A ciência deve ser feita preocupando-se com a humanidade. Enquanto indivíduo, alguns cientistas querem visibilidade para si, notoriedade, produtividade em massa, e por vezes isto gera pressa, desatenção, imprecisão. De outra sorte, os cidadãos – incluindo demais cientistas - querem fazer uso daquilo que vem do exato, do reprodutível.

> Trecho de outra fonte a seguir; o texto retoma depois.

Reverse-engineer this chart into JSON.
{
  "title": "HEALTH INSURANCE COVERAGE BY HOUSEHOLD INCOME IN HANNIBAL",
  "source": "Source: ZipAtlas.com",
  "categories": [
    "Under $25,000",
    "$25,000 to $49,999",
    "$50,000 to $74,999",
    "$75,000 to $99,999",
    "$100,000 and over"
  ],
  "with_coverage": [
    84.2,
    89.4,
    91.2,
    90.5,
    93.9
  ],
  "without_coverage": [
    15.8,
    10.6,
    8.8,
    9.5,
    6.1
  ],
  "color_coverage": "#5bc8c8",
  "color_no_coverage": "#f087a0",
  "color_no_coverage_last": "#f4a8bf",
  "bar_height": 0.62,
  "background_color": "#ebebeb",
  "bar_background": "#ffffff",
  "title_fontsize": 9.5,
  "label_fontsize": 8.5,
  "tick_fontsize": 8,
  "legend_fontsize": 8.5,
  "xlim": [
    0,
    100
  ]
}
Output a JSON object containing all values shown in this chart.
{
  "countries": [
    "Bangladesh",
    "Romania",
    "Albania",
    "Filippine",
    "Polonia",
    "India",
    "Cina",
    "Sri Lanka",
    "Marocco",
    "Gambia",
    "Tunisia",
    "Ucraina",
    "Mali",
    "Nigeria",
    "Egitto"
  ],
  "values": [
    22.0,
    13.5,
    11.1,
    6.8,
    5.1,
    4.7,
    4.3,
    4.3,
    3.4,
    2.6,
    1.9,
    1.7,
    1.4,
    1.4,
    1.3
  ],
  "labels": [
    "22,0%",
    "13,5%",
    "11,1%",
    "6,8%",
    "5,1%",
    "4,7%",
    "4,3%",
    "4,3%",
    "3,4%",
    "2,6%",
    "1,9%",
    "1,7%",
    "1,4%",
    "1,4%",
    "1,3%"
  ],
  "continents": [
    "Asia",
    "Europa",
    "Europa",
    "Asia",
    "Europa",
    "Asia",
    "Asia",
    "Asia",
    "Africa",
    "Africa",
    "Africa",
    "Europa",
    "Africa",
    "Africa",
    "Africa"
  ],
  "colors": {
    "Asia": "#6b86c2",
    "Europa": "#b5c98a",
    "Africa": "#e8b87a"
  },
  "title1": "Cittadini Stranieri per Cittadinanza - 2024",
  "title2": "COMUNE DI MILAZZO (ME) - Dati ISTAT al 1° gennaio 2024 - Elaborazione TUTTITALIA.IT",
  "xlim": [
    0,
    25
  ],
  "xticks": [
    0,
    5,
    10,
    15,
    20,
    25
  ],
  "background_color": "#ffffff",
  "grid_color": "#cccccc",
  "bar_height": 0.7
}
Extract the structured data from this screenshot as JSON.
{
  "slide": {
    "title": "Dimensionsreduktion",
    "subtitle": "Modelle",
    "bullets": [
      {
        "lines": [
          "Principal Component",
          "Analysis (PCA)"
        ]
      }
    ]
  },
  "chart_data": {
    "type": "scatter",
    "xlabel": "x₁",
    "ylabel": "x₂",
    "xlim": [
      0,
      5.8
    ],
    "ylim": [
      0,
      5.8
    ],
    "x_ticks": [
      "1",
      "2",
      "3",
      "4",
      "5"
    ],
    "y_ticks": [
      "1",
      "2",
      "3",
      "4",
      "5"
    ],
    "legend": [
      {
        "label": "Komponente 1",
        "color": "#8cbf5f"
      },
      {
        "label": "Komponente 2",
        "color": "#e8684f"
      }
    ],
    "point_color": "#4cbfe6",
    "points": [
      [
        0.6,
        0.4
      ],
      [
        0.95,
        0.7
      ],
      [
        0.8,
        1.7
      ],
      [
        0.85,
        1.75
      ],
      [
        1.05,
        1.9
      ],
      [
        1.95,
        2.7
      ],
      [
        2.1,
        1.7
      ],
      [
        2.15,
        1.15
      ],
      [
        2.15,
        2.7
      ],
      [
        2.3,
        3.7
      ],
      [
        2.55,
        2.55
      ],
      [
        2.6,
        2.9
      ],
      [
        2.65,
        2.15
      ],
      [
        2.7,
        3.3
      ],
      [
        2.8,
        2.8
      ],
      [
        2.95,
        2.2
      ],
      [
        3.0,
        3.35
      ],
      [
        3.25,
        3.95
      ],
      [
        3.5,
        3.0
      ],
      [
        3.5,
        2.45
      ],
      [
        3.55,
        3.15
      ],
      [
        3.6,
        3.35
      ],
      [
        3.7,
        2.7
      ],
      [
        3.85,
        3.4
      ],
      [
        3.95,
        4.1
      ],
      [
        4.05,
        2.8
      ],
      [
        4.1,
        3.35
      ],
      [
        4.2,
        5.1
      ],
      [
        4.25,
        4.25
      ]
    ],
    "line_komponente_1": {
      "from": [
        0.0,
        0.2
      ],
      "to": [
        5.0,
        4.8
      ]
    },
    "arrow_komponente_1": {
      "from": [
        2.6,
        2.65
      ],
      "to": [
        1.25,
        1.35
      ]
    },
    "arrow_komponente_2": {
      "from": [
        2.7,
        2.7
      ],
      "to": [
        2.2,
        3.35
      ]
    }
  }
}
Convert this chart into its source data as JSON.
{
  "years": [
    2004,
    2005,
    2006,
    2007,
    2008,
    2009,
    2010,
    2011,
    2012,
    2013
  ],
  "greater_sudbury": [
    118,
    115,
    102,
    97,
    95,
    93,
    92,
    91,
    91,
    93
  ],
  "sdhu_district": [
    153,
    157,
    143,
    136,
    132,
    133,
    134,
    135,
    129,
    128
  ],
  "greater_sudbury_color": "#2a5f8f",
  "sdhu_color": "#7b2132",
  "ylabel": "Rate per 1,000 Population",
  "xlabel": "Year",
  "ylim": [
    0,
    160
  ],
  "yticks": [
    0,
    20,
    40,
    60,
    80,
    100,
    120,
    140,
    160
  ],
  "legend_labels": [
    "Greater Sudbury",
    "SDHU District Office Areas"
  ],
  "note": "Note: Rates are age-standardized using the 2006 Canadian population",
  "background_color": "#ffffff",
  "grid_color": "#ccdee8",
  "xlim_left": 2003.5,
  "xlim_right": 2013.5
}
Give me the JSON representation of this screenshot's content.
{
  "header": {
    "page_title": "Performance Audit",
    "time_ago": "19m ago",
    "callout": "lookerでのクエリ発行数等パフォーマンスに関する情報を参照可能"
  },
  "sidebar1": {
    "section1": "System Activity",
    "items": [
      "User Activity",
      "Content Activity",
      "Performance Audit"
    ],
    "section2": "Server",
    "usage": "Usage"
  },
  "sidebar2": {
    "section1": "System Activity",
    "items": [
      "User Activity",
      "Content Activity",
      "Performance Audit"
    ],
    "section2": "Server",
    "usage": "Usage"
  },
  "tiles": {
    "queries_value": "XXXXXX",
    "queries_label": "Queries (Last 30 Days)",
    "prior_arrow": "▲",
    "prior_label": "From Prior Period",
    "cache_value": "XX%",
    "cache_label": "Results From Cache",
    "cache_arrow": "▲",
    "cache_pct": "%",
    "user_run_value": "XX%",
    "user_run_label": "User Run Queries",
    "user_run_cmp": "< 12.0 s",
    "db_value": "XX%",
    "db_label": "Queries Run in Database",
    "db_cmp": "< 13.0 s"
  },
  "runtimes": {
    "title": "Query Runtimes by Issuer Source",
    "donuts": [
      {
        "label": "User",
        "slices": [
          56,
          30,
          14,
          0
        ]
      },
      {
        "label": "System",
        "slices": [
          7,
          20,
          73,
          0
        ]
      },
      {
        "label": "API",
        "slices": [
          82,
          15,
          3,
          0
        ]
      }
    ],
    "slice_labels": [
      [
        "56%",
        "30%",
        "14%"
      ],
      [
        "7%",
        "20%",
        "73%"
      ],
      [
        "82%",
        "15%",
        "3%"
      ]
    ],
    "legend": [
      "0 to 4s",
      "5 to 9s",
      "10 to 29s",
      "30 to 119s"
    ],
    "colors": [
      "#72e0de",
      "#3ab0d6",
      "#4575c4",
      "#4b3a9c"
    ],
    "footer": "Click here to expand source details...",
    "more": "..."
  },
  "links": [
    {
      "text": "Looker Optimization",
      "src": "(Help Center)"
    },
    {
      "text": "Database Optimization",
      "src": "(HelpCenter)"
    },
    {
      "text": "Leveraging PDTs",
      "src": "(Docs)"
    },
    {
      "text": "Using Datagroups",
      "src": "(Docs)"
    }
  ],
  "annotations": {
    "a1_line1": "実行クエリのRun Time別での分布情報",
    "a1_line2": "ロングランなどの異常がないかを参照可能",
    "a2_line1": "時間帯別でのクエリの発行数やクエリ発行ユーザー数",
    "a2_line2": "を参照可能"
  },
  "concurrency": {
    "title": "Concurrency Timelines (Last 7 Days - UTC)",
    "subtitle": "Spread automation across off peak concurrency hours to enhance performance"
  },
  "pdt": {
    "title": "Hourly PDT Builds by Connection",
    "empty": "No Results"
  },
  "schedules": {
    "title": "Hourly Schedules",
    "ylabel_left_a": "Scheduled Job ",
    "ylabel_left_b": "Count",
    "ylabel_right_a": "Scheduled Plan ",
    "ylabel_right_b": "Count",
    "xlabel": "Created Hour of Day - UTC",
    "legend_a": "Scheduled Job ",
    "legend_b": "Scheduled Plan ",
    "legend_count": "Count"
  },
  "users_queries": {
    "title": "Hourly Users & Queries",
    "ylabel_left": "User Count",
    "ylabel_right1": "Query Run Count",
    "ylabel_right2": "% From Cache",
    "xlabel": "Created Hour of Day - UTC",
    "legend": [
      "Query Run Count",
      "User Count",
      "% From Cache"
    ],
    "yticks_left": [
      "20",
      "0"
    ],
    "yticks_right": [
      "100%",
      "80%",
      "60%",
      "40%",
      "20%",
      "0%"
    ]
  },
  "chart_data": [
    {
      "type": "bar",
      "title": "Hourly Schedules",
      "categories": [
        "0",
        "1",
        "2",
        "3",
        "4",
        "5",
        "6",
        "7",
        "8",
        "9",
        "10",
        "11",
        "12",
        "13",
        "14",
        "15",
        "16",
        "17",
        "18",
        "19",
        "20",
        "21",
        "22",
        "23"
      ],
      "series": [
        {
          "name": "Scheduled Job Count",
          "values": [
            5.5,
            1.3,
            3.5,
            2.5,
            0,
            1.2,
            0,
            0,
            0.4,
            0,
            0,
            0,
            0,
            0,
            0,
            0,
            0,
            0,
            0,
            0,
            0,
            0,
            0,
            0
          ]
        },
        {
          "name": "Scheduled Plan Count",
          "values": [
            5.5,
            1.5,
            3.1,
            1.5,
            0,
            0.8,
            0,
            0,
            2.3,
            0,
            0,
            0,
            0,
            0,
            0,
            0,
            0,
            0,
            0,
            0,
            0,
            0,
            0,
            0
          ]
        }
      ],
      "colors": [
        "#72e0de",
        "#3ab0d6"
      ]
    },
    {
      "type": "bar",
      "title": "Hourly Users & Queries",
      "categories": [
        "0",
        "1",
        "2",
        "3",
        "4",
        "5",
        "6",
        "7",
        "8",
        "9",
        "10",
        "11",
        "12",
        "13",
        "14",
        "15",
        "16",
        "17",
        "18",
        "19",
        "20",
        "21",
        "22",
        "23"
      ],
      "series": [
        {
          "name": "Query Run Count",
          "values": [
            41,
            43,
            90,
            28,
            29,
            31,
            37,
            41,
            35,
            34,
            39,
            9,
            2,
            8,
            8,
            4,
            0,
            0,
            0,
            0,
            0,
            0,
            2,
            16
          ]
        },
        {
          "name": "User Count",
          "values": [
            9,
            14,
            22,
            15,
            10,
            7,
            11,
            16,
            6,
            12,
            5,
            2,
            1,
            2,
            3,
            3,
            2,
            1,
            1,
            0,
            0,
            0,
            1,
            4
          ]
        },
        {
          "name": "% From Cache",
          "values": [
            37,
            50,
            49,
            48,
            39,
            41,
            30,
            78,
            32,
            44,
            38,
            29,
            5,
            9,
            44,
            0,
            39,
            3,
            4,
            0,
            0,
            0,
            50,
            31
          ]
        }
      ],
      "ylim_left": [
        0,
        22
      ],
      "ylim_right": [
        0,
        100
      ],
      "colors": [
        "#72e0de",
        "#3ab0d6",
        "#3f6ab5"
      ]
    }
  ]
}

Pensar continuamente em reprodutibilidade é pensar em comunidade, é se importar com os outros, é dar liberdade aos dados. Conforme o escritor americano David Foster-Wallace disse em seu famoso discurso de formatura no Kenyon College (2005) intitulado “Isto é água”,
“O tipo de liberdade realmente importante envolve atenção, consciência e disciplina, e ser capaz de realmente se preocupar com outras pessoas e de se sacrificar por elas repetidamente, de inúmeras maneiras mesquinhas e nada sexy, todos os dias. Essa é a verdadeira liberdade. Isso é ser educado e entender como pensar. A alternativa é a inconsciência, a configuração padrão, a corrida desenfreada, a sensação constante e torturante de ter tido, e perdido, alguma coisa infinita.”
Não chega a ser difícil contribuir para uma ciência aberta, transparente, reprodutível. Não falta espaço para tornar isso possível. Basta vontade.